Nous avons encor bien travaillé aujourd’hui, et je pense que nous aurons fini demain dans les délais voulus, grâce à la bonne volonté de tous. Nous sommes vraiment touché des marques de sympathie agissante que nous avons de tous côtés, à commencer par les Leterrier et les Brunville. Mr de Brunville, lui-même travaille comme un nègre, et aussi Guy de Loÿs qui se met à tout avec vaillance. Les braves gens du village en mettent un coup, et Mr Leterrier  a déclaré que rien ne resterait dans la maison, ni dans les communs. On transporte donc bois et tonneaux (3 ou 4  tonneaux , parfois de 1800 litres), cave, sans compter tout ce qu’il y a dans la maison, on ne se figure pas ce qu’un maison comme çà peut contenir ! Leterrier prétend que si nous avions fait une vente il y en avait pour des millions. Si ton camion arrive, ce sera parfait et nous enverrons le plus précieux à Paris, j’espère que tout le reste tiendra dans le presbytère, où nous faisons des prodiges pour entasser tout. Nous avons même le projet d’envoyer reprendre ce qui avait été envoyé avant notre arrivée chez les de Mons,  et qui a été reçu d’assez mauvaise grâce, à la grande indignation de tous, je te raconterai çà. Le fils Le Hardelet (Michel Hardelay), très adroit nous est d’un grand secours, il a d’ailleurs l’habitude de ce genre de déménagement, et met un point d’honneur à tout enlever. Il a enlevé la cheminée de la salle à manger et une partie de la bibliothèque, tout cela serait brûlé si nous avons des Todt ou des soldats, mais si ce n’était pas leur projet ? C’est un peu pile ou face, mais tous ceux qui sont ici et qui en ont l’habitude, sont catégoriques, Leterrier en tête, il ne faut rien laisser. Heureusement il y a des granges et des greniers au presbytère, Marthe pourra aussi y transporter ses bêtes (elle élevait des lapins sûrement, des poules ??), et c’est bien intéressant, sans compter que la chambre et le cabinet de toilette que nous meublons pourront permettre à chaque famille cet été de venir passer 1 mois (si c’est possible) en emmenant les 2 enfants, Brigitte et Yves, auxquels on mettra un lit dans un coin. Ce n’est pas à dédaigner, il faut donc nous estimer encore heureux dans notre malheur d’avoir ce petit coin, mais que c’est navrant, mon Jean, de voir dispersés tous ces souvenirs qui perdent la moitié de leur âme en quittant la vieille maison !
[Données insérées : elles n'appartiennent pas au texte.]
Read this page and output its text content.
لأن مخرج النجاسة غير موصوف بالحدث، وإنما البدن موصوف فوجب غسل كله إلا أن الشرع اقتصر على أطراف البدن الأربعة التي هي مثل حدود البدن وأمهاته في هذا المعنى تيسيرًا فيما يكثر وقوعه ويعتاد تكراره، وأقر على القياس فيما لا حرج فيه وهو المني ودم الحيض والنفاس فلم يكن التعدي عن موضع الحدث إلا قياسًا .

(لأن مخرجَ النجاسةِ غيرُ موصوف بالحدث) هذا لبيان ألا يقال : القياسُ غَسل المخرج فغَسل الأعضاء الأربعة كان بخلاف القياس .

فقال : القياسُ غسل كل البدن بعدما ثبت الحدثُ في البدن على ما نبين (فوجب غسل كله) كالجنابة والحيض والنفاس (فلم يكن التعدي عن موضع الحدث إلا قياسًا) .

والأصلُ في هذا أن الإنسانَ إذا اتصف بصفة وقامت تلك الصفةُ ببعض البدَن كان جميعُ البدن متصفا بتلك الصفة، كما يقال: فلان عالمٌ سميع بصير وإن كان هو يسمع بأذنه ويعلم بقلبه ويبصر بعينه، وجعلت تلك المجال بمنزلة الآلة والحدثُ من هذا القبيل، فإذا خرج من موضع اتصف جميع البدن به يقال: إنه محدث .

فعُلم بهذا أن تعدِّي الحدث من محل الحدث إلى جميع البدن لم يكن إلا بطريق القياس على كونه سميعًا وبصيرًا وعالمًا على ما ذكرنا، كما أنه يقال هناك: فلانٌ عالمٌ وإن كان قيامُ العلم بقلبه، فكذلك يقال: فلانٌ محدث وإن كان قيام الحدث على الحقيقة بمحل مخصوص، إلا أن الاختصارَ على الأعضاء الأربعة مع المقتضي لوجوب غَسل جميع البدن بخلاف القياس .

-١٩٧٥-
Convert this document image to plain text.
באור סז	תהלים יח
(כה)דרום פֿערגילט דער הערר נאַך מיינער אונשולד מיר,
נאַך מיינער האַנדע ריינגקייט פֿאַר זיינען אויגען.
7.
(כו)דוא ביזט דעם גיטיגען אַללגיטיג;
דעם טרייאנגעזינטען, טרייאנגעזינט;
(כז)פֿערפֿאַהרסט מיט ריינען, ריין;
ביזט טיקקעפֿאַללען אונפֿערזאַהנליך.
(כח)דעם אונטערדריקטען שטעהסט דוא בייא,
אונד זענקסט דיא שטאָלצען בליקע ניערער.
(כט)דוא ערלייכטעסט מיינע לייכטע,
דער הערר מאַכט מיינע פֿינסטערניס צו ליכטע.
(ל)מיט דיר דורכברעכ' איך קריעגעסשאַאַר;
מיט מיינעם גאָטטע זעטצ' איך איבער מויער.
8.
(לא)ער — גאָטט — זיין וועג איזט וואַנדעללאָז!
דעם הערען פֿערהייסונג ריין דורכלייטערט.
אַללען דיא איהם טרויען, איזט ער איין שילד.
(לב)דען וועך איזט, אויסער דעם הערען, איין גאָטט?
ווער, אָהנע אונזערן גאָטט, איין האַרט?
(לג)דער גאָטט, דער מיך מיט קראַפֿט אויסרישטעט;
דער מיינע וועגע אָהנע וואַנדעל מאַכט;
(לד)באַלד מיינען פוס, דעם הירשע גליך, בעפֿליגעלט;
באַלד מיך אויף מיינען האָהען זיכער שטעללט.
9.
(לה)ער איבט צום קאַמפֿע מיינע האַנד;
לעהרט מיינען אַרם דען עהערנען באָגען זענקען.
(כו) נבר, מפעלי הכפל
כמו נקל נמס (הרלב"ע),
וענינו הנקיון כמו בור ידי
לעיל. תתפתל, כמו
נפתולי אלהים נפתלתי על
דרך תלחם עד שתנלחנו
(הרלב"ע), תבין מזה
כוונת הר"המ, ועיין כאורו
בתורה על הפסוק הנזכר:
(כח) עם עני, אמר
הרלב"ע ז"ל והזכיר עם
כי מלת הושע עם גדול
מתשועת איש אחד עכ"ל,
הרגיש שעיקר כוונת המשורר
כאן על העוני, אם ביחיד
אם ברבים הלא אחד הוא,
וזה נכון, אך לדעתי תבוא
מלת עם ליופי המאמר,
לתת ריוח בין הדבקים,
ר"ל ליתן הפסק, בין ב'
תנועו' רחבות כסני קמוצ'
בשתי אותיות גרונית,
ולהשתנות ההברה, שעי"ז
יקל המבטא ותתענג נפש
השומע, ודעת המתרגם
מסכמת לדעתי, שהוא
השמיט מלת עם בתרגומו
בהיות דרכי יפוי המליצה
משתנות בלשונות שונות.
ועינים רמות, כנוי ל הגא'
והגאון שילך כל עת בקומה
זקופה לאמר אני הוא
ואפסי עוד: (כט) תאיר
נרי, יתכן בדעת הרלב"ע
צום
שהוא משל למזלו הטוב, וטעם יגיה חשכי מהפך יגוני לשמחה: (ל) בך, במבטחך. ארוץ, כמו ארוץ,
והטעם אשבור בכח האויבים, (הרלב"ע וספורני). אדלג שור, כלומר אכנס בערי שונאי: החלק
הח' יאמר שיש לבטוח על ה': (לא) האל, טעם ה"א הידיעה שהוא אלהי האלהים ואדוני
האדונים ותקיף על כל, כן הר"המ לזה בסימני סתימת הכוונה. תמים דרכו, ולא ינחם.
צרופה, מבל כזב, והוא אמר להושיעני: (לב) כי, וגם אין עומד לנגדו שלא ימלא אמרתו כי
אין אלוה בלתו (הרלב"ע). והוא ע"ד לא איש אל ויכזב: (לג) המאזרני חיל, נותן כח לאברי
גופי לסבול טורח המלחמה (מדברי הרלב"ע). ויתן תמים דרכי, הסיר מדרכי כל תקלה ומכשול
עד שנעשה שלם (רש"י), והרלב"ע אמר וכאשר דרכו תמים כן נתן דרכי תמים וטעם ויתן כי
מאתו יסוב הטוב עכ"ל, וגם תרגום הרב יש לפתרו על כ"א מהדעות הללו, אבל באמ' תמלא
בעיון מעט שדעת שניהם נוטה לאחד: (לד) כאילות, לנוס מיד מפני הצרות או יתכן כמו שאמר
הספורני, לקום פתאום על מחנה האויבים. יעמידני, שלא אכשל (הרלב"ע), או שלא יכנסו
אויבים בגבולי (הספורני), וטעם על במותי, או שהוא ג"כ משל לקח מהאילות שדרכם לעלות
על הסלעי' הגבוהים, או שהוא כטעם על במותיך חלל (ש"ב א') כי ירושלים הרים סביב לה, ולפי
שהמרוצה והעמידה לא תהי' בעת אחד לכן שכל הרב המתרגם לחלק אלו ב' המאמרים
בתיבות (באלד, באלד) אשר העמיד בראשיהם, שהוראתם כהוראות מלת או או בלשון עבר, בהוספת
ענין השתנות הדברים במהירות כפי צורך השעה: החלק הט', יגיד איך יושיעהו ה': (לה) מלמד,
Il ne faut pas perdre son courage pourtant, et Georges s’occupe de cela en nous remontant avec du bon vin à chaque repas ! Autant que ce soit nous que d’autres ! La brave mère Pignolet nous soigne bien et nous avions même 2 plats de viande ce matin. Tu vois donc, mon Jean, que si nous avons de la fatigue, nous récupérons largement. Une bonne nuit m’attend maintenant, je sens mes yeux qui se ferment. A demain, mon Jean, je t’embrasse.

 

3 mars
Mon Jean, je continue ma lettre de chez Pignolet où nous venons de déjeuner d’un magnifique rôti et de p. de t. frites. Nous avons encore bien travaillé tous, et je pense que tout sera fini ce soir comme c’est exigé. Rassure toi sur moi mon Jean, je suis évidemment fatiguée le soir, mais je me réveille tout à fait reposée, et mange admirablement. Tout va donc bien de ce côté. Heureusement nous avons un temps splendide. Ton télégramme arrivé tout à l’heure ne nous rassure qu’à demi sur le camion, mais nous gardons bon espoir. En attendant tout s’entasse au presbytère qui commence à éclater. Tout le monde est si complaisant que tout se fait. Il restera pour demain ce que nous voulons évacuer des communs, c’est à dire les échelles, les selles, les outils. Le cidre est transporté, ainsi qu’une partie du bois.


Et voilà mon Jean, nous faisons prendre des billets d’admission pour lundi à tout hasard, sans être très sûr de partir, je t’écrirai demain à ce sujet.
Mille baisers de ta Sim.

 

(Finalement le camion est bien arrivé, et reparti, chargé des plus beaux meubles qui ont été entassés dans l’appartement de Nany à Paris, avenue de Lamballe)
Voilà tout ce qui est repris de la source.